Bank Payback Strategy Reduces Debt

Bank of America might have recently made a plan to payback TARP money to the government, appearing to be a classic “Rob Peter to Pay Paul” move.

The corporation recently reported a $2.24 billion bank loan loss due to consumers struggling to pay bills as covered in this Huffington Post article.

This figure adds into the bank’s total loan and leases loss for a cumulative $35.83 billion. Banks had predicted for some time the losses would keep adding up and will continue to rise in the New Year if unemployment does the same. It doesn’t appear Bank of America is in any position to pay off its debts.

Yet Bank of America outlined a strategy to repay all $45 billion dollars in bailout funds to the government.
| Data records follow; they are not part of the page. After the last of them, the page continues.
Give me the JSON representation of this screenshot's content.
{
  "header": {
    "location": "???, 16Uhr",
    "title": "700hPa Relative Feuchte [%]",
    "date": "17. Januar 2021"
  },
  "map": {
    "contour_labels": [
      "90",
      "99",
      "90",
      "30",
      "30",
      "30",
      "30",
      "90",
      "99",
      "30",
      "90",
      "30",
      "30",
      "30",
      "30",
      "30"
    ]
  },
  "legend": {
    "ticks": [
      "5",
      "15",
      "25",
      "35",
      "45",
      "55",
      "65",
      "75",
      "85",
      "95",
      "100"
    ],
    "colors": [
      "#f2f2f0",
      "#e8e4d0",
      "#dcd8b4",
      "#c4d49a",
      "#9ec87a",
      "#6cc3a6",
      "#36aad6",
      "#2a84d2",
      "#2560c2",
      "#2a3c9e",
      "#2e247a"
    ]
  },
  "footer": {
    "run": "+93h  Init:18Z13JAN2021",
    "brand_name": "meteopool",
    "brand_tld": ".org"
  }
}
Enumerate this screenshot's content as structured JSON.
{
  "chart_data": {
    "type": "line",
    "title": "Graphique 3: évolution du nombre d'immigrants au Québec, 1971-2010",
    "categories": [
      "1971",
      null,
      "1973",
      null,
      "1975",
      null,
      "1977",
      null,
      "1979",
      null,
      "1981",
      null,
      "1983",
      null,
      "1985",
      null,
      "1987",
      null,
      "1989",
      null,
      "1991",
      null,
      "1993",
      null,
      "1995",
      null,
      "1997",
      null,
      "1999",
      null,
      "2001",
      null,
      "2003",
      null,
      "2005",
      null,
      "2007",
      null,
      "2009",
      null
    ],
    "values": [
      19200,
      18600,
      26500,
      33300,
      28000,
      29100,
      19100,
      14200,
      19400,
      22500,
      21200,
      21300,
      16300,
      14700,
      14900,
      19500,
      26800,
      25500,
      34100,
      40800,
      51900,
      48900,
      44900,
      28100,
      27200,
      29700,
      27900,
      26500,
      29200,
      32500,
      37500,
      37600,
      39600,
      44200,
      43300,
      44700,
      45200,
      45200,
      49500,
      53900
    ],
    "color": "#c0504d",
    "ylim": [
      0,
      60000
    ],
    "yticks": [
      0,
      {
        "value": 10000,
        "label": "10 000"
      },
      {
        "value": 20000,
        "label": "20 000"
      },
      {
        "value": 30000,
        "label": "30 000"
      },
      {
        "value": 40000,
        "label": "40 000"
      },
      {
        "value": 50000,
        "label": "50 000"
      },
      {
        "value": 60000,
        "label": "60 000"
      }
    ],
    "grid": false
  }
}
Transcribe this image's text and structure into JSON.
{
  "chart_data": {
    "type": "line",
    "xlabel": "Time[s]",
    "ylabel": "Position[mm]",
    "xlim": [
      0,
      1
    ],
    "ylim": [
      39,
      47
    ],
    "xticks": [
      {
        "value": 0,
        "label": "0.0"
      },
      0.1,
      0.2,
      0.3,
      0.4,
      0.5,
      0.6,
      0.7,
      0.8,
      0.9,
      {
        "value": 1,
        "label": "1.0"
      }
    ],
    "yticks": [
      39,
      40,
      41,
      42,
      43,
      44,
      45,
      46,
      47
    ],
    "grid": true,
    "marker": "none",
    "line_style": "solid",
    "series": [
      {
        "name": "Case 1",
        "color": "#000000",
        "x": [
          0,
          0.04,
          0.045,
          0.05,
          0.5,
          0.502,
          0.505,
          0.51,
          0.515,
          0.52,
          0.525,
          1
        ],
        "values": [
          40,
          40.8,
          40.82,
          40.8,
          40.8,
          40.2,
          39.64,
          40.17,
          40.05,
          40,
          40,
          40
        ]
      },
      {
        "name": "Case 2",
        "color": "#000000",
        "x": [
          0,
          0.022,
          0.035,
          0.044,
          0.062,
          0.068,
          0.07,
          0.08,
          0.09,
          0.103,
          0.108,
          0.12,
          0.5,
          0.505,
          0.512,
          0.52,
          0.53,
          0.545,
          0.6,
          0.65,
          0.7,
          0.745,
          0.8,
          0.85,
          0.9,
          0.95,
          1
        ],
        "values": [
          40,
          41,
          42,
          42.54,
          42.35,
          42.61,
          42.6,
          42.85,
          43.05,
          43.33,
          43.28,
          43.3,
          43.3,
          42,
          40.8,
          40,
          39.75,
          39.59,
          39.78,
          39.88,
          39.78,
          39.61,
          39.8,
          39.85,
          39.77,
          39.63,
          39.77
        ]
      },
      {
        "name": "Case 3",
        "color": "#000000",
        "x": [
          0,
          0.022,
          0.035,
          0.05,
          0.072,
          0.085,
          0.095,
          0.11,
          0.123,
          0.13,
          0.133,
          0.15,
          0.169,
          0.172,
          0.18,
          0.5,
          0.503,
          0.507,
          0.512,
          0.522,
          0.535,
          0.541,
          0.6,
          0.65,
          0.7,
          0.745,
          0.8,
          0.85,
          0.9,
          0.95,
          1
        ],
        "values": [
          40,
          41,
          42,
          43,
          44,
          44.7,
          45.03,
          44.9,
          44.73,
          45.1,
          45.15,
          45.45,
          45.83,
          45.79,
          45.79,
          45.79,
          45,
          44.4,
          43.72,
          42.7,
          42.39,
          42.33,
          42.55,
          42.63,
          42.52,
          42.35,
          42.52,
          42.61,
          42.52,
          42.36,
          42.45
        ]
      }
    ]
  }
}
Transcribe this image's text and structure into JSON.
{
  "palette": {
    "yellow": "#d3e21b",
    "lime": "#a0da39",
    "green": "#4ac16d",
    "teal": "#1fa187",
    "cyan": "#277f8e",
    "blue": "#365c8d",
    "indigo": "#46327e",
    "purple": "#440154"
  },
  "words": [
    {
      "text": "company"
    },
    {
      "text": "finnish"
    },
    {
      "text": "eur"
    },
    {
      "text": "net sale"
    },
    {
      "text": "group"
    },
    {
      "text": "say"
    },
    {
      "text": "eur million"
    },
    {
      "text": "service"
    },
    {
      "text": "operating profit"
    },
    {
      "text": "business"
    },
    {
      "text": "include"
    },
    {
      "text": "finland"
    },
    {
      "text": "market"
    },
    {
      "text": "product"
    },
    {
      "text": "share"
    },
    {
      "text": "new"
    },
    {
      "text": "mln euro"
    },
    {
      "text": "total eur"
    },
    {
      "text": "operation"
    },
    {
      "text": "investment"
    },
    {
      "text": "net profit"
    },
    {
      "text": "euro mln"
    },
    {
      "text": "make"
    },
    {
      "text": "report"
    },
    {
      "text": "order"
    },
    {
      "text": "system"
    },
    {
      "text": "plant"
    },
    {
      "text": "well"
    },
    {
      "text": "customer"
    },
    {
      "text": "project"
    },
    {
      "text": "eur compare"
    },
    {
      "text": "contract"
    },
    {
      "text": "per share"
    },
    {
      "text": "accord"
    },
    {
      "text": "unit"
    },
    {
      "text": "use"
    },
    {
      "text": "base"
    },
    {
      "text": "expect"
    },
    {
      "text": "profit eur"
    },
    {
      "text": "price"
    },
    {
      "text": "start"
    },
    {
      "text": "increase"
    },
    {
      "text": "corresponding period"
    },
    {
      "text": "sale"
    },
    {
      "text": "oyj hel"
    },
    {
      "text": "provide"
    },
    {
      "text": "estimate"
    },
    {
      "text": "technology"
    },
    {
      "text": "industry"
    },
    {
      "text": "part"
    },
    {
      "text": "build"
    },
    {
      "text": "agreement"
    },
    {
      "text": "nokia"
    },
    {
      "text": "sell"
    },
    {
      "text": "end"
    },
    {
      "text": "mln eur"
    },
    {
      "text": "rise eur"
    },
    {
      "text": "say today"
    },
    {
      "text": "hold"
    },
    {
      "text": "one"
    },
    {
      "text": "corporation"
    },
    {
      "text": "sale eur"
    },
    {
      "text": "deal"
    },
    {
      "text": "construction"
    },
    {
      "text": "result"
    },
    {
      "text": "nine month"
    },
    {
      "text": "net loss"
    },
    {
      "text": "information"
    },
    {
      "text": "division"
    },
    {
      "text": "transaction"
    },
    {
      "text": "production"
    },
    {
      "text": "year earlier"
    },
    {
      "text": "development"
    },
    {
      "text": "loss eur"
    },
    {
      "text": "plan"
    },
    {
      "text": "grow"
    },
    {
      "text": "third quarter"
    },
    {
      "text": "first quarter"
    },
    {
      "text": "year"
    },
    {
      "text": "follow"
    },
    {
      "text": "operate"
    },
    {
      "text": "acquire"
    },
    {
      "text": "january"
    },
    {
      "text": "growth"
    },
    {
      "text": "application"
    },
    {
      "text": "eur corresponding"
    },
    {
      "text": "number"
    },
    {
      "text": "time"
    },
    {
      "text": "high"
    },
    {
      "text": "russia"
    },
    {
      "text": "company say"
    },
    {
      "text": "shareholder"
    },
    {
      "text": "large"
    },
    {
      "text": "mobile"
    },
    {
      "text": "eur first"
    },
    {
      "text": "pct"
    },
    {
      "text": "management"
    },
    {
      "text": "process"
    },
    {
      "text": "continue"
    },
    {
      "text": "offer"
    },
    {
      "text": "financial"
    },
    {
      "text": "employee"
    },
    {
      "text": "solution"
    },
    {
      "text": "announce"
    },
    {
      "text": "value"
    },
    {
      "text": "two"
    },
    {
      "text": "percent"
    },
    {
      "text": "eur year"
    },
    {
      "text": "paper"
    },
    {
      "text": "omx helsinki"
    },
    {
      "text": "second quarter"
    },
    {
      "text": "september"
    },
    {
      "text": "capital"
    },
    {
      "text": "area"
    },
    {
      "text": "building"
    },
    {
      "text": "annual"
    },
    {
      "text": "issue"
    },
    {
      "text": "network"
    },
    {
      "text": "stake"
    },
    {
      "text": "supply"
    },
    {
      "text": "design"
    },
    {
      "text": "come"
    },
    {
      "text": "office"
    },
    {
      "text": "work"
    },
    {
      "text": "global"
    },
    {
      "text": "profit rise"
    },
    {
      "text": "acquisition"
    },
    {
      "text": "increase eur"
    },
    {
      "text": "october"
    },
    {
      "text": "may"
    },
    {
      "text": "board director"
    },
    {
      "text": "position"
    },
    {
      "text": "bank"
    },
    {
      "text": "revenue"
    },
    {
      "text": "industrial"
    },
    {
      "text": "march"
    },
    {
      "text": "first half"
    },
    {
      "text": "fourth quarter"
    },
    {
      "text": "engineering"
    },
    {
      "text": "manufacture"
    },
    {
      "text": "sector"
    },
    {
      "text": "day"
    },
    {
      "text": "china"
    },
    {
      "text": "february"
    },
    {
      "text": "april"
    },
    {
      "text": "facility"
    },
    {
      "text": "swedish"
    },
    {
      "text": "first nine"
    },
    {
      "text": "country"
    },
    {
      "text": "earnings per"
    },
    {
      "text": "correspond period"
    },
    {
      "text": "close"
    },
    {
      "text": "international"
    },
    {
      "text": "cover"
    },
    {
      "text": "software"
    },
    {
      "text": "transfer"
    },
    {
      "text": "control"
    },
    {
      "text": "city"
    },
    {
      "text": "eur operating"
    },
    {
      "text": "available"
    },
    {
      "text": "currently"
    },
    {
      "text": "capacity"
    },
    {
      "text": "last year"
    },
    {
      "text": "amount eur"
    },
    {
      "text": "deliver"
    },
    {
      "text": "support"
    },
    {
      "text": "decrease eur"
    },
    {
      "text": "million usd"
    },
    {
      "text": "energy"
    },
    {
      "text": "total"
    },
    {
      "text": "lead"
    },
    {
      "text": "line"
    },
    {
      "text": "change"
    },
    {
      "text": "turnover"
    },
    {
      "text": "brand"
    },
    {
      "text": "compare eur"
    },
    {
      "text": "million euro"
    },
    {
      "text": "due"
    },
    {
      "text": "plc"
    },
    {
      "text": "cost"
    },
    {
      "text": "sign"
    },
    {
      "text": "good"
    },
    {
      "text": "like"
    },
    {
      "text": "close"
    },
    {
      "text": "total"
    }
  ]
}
This is where tricks of the trade show through: Bank of America is able to issue $18.8 billion worth of new stock in a public offering, plus issue $1.7 billion in common stock to employees. The hope is by reducing the cost of these stocks, the market will be enticed to invest making this an attractive supply-and-demand scenario. Also, $4 billion worth of assets will be sold. In fact, paying off debt now could save the company approximately $3.6 billion in annual dividend costs from the TARP investment, reported Bank of America.

Will the mathematics pay off TARP and other in-house bank debt? If so, this strategy could have other owning bank corporations like Citigroup and Wells Fargo attempting to follow suit or formula.